1. That's Special Relativity.
2. .5c only gives a gamma of 1.15--for the traveler the apparent travel time is divided by 1.15.
3. If we assume that the other star is not moving at an appreciable percentage of the speed of light with respect to Earth (I believe this is a safe bet for pretty much any star in our own galaxy--the sun moves at .2c with respect to the rest frame of the MWG) then if Earth sees our ship hop up to .5c, that's how fast the other star will see it going, also.
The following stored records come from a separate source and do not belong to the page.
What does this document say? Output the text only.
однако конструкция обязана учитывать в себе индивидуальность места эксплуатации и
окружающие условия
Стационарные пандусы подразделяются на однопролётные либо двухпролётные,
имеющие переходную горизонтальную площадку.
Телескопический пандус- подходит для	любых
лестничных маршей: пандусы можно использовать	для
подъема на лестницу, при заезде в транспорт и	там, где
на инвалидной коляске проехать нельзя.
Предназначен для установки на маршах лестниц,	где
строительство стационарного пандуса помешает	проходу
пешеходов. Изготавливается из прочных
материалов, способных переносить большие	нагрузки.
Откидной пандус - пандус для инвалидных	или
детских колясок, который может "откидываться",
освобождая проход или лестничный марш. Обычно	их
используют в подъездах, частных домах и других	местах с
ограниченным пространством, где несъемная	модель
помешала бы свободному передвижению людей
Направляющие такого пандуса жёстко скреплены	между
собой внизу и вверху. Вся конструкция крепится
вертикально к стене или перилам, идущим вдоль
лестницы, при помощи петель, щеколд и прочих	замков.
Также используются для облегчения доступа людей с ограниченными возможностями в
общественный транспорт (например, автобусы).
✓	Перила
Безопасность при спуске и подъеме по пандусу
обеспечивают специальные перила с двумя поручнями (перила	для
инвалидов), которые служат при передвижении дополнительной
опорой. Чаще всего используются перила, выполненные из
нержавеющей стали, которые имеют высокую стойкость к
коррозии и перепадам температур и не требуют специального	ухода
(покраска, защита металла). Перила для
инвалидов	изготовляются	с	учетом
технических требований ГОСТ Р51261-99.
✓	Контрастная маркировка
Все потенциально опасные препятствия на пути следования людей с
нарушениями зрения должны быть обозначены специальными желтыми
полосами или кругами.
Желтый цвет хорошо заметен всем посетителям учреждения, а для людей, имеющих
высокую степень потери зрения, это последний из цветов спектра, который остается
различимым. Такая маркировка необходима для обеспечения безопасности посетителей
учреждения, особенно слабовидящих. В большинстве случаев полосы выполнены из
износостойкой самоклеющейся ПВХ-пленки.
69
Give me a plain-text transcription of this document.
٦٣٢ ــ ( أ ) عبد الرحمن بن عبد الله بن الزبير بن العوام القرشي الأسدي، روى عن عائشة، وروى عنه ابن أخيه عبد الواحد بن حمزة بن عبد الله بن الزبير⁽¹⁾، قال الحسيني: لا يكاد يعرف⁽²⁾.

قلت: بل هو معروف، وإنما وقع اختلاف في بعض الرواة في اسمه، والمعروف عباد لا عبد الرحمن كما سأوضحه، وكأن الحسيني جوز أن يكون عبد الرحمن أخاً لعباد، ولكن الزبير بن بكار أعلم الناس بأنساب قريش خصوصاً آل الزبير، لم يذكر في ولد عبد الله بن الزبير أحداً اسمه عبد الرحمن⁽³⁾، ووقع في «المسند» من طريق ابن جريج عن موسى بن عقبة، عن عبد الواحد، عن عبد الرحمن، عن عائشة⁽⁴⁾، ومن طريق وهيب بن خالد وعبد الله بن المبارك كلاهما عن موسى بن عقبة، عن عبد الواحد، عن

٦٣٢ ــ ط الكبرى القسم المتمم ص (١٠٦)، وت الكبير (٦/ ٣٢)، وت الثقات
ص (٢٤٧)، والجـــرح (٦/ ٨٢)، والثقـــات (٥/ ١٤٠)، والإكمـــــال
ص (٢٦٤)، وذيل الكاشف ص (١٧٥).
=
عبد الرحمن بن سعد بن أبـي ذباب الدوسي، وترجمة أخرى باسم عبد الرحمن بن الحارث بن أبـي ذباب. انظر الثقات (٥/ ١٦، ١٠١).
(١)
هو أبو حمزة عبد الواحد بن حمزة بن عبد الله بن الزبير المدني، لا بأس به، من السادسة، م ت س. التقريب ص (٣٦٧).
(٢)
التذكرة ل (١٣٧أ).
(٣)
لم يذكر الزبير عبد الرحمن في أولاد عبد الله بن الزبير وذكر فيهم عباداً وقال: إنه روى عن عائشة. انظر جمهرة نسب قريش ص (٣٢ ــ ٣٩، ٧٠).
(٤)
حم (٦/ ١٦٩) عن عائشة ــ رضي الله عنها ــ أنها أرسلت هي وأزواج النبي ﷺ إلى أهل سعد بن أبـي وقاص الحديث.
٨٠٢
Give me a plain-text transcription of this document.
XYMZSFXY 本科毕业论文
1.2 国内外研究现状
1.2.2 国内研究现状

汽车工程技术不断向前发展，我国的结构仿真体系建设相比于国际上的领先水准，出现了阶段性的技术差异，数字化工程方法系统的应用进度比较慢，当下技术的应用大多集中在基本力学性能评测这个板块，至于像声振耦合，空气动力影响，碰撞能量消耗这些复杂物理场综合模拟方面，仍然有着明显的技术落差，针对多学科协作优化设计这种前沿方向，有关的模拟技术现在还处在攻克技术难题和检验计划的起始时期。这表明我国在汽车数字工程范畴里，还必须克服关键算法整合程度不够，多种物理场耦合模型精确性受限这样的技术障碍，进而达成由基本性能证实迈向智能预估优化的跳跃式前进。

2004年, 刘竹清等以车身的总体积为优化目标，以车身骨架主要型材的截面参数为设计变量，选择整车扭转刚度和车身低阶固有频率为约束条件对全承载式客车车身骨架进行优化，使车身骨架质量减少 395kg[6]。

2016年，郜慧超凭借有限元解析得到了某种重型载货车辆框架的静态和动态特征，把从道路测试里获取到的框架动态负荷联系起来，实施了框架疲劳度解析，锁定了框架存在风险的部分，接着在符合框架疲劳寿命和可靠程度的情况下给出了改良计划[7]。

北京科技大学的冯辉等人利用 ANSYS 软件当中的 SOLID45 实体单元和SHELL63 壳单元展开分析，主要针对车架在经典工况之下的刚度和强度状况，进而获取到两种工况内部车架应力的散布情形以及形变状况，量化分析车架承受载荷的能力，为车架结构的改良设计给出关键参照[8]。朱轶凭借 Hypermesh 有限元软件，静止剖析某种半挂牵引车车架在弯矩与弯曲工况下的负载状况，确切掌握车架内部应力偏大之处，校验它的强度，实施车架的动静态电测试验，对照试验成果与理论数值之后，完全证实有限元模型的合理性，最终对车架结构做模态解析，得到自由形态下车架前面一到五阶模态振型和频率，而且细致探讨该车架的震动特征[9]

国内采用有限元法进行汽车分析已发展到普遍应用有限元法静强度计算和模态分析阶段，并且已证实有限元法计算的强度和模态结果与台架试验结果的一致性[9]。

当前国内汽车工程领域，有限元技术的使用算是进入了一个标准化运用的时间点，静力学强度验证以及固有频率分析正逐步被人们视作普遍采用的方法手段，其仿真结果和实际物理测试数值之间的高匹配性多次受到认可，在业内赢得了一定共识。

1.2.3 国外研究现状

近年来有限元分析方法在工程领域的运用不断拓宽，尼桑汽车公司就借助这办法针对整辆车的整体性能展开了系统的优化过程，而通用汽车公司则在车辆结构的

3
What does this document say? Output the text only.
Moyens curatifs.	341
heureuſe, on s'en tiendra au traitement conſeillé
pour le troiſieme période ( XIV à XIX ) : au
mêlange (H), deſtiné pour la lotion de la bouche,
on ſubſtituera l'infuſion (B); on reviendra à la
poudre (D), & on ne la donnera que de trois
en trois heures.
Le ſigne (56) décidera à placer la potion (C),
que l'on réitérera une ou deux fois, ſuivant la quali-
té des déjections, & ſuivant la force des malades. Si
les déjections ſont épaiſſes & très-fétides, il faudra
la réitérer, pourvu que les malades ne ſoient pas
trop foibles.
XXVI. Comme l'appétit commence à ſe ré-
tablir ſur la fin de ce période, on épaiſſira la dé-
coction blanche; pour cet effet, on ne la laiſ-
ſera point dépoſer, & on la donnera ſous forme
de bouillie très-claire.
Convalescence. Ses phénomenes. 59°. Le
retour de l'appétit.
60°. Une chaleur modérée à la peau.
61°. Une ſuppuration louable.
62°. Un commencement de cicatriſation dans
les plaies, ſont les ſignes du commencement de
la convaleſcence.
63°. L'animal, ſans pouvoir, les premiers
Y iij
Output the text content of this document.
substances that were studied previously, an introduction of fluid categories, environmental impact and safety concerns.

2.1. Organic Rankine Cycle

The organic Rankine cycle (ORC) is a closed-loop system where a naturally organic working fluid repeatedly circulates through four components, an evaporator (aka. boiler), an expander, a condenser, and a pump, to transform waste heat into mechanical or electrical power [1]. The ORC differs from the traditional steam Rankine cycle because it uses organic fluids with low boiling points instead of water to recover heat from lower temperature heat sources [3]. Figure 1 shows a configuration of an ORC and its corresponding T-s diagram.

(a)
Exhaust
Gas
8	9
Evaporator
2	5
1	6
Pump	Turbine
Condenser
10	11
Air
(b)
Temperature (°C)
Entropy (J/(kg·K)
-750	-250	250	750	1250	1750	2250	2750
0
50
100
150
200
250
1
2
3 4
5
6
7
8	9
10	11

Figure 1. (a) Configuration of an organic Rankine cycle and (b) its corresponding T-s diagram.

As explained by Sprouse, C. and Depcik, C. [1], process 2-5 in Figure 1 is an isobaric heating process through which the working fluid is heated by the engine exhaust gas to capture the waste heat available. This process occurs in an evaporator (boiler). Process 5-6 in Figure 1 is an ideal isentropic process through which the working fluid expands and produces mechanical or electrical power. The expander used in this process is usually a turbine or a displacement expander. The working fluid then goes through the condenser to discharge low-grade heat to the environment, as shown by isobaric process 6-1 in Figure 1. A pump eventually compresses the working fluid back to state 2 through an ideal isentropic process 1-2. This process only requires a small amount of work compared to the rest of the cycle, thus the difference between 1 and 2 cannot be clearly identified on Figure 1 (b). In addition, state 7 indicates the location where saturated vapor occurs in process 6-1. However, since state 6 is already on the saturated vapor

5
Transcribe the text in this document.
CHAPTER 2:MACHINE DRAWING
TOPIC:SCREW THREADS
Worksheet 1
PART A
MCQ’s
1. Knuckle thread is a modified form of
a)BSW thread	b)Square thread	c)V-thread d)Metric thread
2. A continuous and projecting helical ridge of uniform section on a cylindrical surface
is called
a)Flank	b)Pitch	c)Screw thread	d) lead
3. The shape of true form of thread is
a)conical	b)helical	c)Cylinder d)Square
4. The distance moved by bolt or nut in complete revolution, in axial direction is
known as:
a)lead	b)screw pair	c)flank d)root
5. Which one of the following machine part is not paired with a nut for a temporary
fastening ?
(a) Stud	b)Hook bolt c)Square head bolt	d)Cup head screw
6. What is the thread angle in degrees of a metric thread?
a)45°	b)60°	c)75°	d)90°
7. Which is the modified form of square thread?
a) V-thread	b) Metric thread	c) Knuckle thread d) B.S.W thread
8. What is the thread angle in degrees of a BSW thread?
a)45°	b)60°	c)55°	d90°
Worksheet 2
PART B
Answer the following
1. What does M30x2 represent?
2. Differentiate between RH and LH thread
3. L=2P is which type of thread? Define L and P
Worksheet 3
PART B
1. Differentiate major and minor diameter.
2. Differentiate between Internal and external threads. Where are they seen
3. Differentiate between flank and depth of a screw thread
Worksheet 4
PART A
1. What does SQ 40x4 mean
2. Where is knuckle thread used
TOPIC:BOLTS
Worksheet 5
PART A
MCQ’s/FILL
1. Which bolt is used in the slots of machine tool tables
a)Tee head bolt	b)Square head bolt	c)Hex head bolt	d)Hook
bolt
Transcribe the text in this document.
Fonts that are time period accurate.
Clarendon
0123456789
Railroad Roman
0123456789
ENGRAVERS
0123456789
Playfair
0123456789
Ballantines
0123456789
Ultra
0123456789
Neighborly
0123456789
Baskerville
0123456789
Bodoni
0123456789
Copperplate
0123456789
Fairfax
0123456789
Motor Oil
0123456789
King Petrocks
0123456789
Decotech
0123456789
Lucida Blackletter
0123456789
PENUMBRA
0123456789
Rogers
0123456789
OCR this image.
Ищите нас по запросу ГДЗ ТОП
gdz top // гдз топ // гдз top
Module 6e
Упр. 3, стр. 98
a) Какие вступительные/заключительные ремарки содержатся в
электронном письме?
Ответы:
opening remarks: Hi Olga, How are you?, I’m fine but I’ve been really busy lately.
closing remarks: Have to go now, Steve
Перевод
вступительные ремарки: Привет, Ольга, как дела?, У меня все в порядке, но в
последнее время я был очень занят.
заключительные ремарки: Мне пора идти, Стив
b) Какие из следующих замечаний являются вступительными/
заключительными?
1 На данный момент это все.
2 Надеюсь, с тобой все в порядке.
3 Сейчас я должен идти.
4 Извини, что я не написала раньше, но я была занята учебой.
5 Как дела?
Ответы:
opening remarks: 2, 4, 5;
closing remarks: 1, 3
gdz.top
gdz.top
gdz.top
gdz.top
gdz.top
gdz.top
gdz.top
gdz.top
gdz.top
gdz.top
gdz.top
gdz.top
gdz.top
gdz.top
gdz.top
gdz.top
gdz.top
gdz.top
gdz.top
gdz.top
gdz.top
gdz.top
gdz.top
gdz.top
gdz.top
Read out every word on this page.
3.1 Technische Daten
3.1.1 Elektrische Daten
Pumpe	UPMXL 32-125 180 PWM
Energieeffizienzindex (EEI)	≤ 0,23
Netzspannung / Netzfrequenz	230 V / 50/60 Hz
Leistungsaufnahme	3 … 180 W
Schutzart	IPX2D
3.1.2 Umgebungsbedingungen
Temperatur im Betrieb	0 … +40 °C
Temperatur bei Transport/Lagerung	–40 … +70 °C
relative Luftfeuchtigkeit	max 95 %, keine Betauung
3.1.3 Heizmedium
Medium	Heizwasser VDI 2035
Meanwhile, as scientists on an outer planet look our way:
"Rocky planets like the one recently discovered are turning out to be quite common throughout our area of space. Given a dense enough atmosphere, this planet could even support life like ours, although it's hot enough to kill all but the most tolerant extremophiles known. Spectroscopic analysis, though, reveals its deadly nature: much of its surface is covered with molten hydroxic acid, which forms toxic clouds and then falls as corrosive rain. If life-giving ammonia was ever present on the surface, it's long since combined with the abundant free oxygen in the atmosphere. Our chemists are still uncertain what could produce so much free oxygen; fantasists have speculated on forms of life that would metabolize oxygen in the same way that we metabolize hydrogen, but the analogy breaks down quickly as you look more closely at the chemistry involved."